Pastor's Blog: Living 'Faithfully'

 | 

“Living ‘Faithfully’”

Every now and then Hollywood discovers religion, although what it finds doesn’t always equate to what I wish they had discovered. A recent example is the new sitcom, Living Biblically. You may not have seen it yet. The first episode only aired a couple of weeks ago. The series is an adaptation of the non-fiction book by A.J. Jacobs, published in 2007, in which the author spent a twelve-month period living as literally as possible by the Bible’s various rules and regulations. Needless to say, abiding by ancient restrictions in the 21st Century is a lot harder than you might think. The new sitcom seeks to show the humor behind the struggle. At times it actually does a good job of highlighting the untimeliness of such an effort; at other times it merely causes the believing viewer to cringe.

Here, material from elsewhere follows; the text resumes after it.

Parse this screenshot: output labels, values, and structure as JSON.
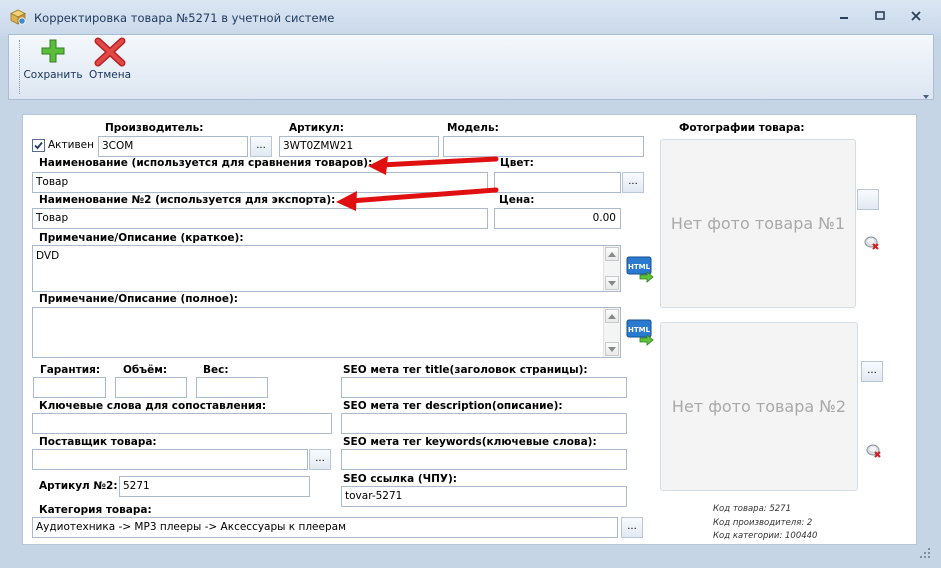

Having acknowledged my ambivalence, I have to say that I appreciate the effort. If the series generates any eyeballs and, even better, moves viewers to consider incorporating faith-based practices into their everyday experience, I’m all for it. But my deeper fear is that, as with most media treatments of religion, it will soon generate into caricature and error.

One concern I can already see is that from a secular standpoint, “biblical living” ignores the relational aspect of our faith for a purely religious one. In other words, as far as the world is concerned, living by Bible teachings can be described in terms of rules and regulations instead of communion and companionship. As I read the Bible, the goal of our devotion is to become a “friend of God” and to be “in Christ.” It’s not that I don’t appreciate a strong morality in my religious practice, it’s more that at the end of the day I find my assurance in the fact that I have been “saved by grace through faith – and this not from myself, it is the gift of God, not by works, so that no one can boast” (Eph. 2:8-9). The works that I do, I do, not in order to be saved; I do them because I have been saved. And I do them through grace. There is a difference.

I think we get it right at MBBC when we speak of “living with grace and generosity.” That’s our way of aligning our everyday experience with the claims of Scripture while recognizing that our ability to do so comes through a power that is not of us.

So, let us focus our energies on living “faithfully.” That way, when we comport ourselves in accordance with what the Bible teaches, we’ll be doing so in gratitude and not obligation, the spirit of which could very well entice others to join us in the journey of faith that they too might experience the God in whose image each of us was created and the God who loves us too much ever to let us go.

“Through (Jesus) and for his name’s sake, we received grace and apostleship to call people from among all the Gentiles to the obedience that comes from faith” (Romans 1:5).